To most people, this sounds like an innocuous remark. To me, it is the equivalent of smiling benevolently and saying “Ah, white people! They’re so active and enterprising!” In other words, I find it jarring, bizarre, absolutely nonsensical, and offensive. I also find it actively harmful. I am embarrassed for them. I want to cover the ears of the children who heard that. Do they think that girls are naturally easier to tell what to do, or naturally less physically active? Either way, I consider it a harmful prejudice. If you are a little girl hearing this sort of statement many times daily since you were born, and you happen to be very physically active, then you feel like a freak, an outsider, abnormal.. you are “otherized” and marginalized. This conversation happens for many other areas of life, intellectual pursuits as well as physical. It has extremely damaging consequences for boys as well as girls.

And when I am asked to participate in a conversation where the point of it is to establish that we both agree on an essentialist and sexist worldview where boys are a certain way, and girls are a certain way, I refuse to participate in that conversation. I either contradict the statement as nicely as I can, or I walk away.

It is a personal reaction for me, as well, because I feel alienated by then knowing that other person is seeing my own gender in a particular way. This is strong language to use, but it assaults my own identity. I realize I am in a minority in this feeling, but the pressure often feels intense for me. When I was growing up in the hippy 70s, I experienced very little discussion of “how girls were”. I was how I was. That was it. I could do anything, and try anything, and be any way I wanted to be. Without constant messages from my own parents and teachers about what girls liked, and were, and did.

I watched the very beautiful and talented children from my son’s school in a dance performance yesterday, and loved every minute of it. But during the “Ghostbusters” dance, there was a scenario where the ghosts (mixed gender) menaced some scared people (all girls) who were then defended by dancers with enormous toy guns (all boys). I don’t object to the guns – they were fun! I object to the gender division, which sends a terrible, sexist message. Even if the children (from their own already installed gender biases and wanting to appear “normal”) self-selected to be scared girls and brave defending gun-wielding boys, as adults, we should set up similar situations to be even-handed; for example just saying, “I need two girls and two boys to be the defenders, and 3 girls and 3 boys to be the ones who run away from ghosts.” It could be that easy and natural.
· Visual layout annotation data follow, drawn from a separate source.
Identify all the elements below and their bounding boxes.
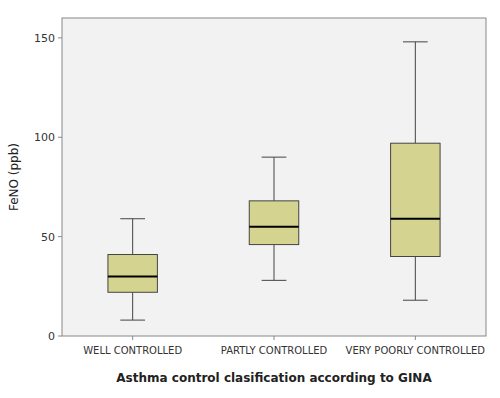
plot-background (62, 18, 486, 336)
y-tick (58, 336, 62, 337)
y-tick-label: 0 (48, 330, 55, 343)
y-tick-label: 100 (34, 131, 55, 144)
whisker-low (274, 245, 275, 281)
cap-low (120, 320, 145, 321)
chart: 0 50 100 150 WELL CONTROLLED PARTLY CONTROLLE… (0, 0, 500, 398)
whisker-high (415, 42, 416, 143)
median (249, 226, 298, 228)
cap-high (120, 218, 145, 219)
whisker-low (415, 257, 416, 301)
whisker-high (274, 157, 275, 201)
cap-low (262, 280, 287, 281)
y-axis-label: FeNO (ppb) (7, 143, 21, 211)
x-tick-label: VERY POORLY CONTROLLED (346, 345, 486, 356)
cap-high (262, 157, 287, 158)
y-tick-label: 150 (34, 32, 55, 45)
median (391, 218, 440, 220)
whisker-low (132, 292, 133, 320)
x-tick (274, 336, 275, 340)
x-tick-label: WELL CONTROLLED (83, 345, 182, 356)
whisker-high (132, 219, 133, 255)
x-tick (132, 336, 133, 340)
plot-frame (62, 18, 486, 336)
box (108, 255, 157, 293)
marks (108, 42, 440, 320)
y-tick (58, 236, 62, 237)
y-tick (58, 137, 62, 138)
cap-high (403, 41, 428, 42)
x-tick-label: PARTLY CONTROLLED (221, 345, 328, 356)
cap-low (403, 300, 428, 301)
y-tick (58, 37, 62, 38)
chart-container: 0 50 100 150 WELL CONTROLLED PARTLY CONTROLLE… (0, 0, 500, 398)
box (391, 143, 440, 256)
x-axis-label: Asthma control clasification according t… (116, 371, 432, 385)
y-tick-label: 50 (41, 231, 55, 244)
x-tick (415, 336, 416, 340)
median (108, 275, 157, 277)
box (249, 201, 298, 245)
What I want to point out here is that, no matter whether you agree with me or not, I would like people to notice the ubiquitousness of this conversation about gender. Why is it so important to have it? And to remark on how girls are and how boys are? Why is it a constant subject?

I argue that it has to be constantly asserted because it isn’t true. But the person asserting it has some vested interest in making it be true. And they are attempting to assuage that uncertainty, by saying how “of course it is”. By doing that, they make it become more true. Words are a magic spell that make ideas real.
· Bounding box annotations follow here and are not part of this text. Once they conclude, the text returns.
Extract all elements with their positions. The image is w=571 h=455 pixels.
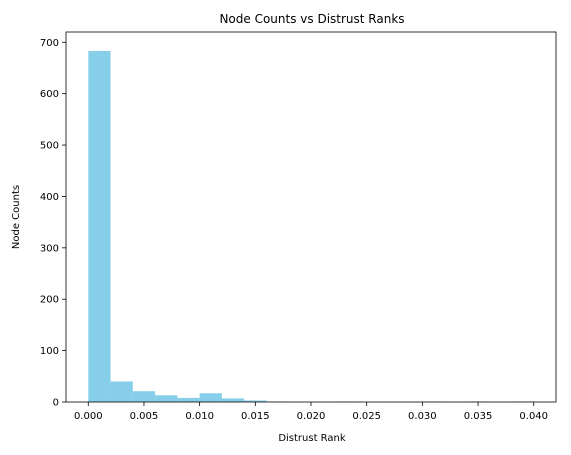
- y-tick-label: 200: [40, 295, 59, 306]
- y-tick-label: 700: [40, 38, 59, 49]
- y-tick-label: 600: [40, 89, 59, 100]
- histogram-bar: [199, 393, 222, 402]
- x-tick-label: 0.015: [241, 411, 270, 422]
- histogram-bar: [155, 395, 178, 402]
- histogram-bar: [88, 51, 111, 403]
- histogram-bar: [221, 398, 245, 402]
- y-tick-label: 400: [40, 192, 59, 203]
- x-axis-ticks: 0.000 0.005 0.010 0.015 0.020 0.025 0.030 0.035…: [74, 402, 548, 422]
- y-axis-label: Node Counts: [11, 185, 22, 249]
- x-tick-label: 0.025: [352, 411, 381, 422]
- y-tick-label: 0: [53, 398, 59, 409]
- x-tick-label: 0.010: [185, 411, 214, 422]
- x-axis-label: Distrust Rank: [278, 433, 346, 444]
- x-tick-label: 0.005: [130, 411, 159, 422]
- y-tick-label: 500: [40, 141, 59, 152]
- plot-frame: [65, 31, 557, 403]
- bars-group: [88, 51, 534, 403]
- y-tick-label: 100: [40, 346, 59, 357]
- x-tick-label: 0.020: [297, 411, 326, 422]
- x-tick-label: 0.000: [74, 411, 103, 422]
- y-axis-ticks: 0 100 200 300 400 500 600 700: [40, 38, 66, 409]
- histogram-bar: [244, 400, 267, 402]
- x-tick-label: 0.035: [464, 411, 493, 422]
- chart-title: Node Counts vs Distrust Ranks: [219, 12, 404, 26]
- histogram-bar: [110, 381, 133, 402]
- y-tick-label: 300: [40, 243, 59, 254]
- x-tick-label: 0.030: [408, 411, 437, 422]
- x-tick-label: 0.040: [519, 411, 548, 422]
- histogram-bar: [177, 397, 200, 402]
- histogram-bar: [132, 391, 156, 402]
What would our reality look like if we didn’t say these things all the time? If we ungendered our Toys R Us “pink vs. violent” toy aisles, our speech, and our minds? If we would quit telling our children that boys misbehave and are violent and physical, and yet somehow also magically grow up to be non-emotional and better engineers, and that girls are .. ugh, whatever women are supposed to be… Then a layer of bullshit would be removed from the world. We might still notice some broad generalizations that could be made, but the spectrum of full humanity could be nourished, accepted, and made stronger.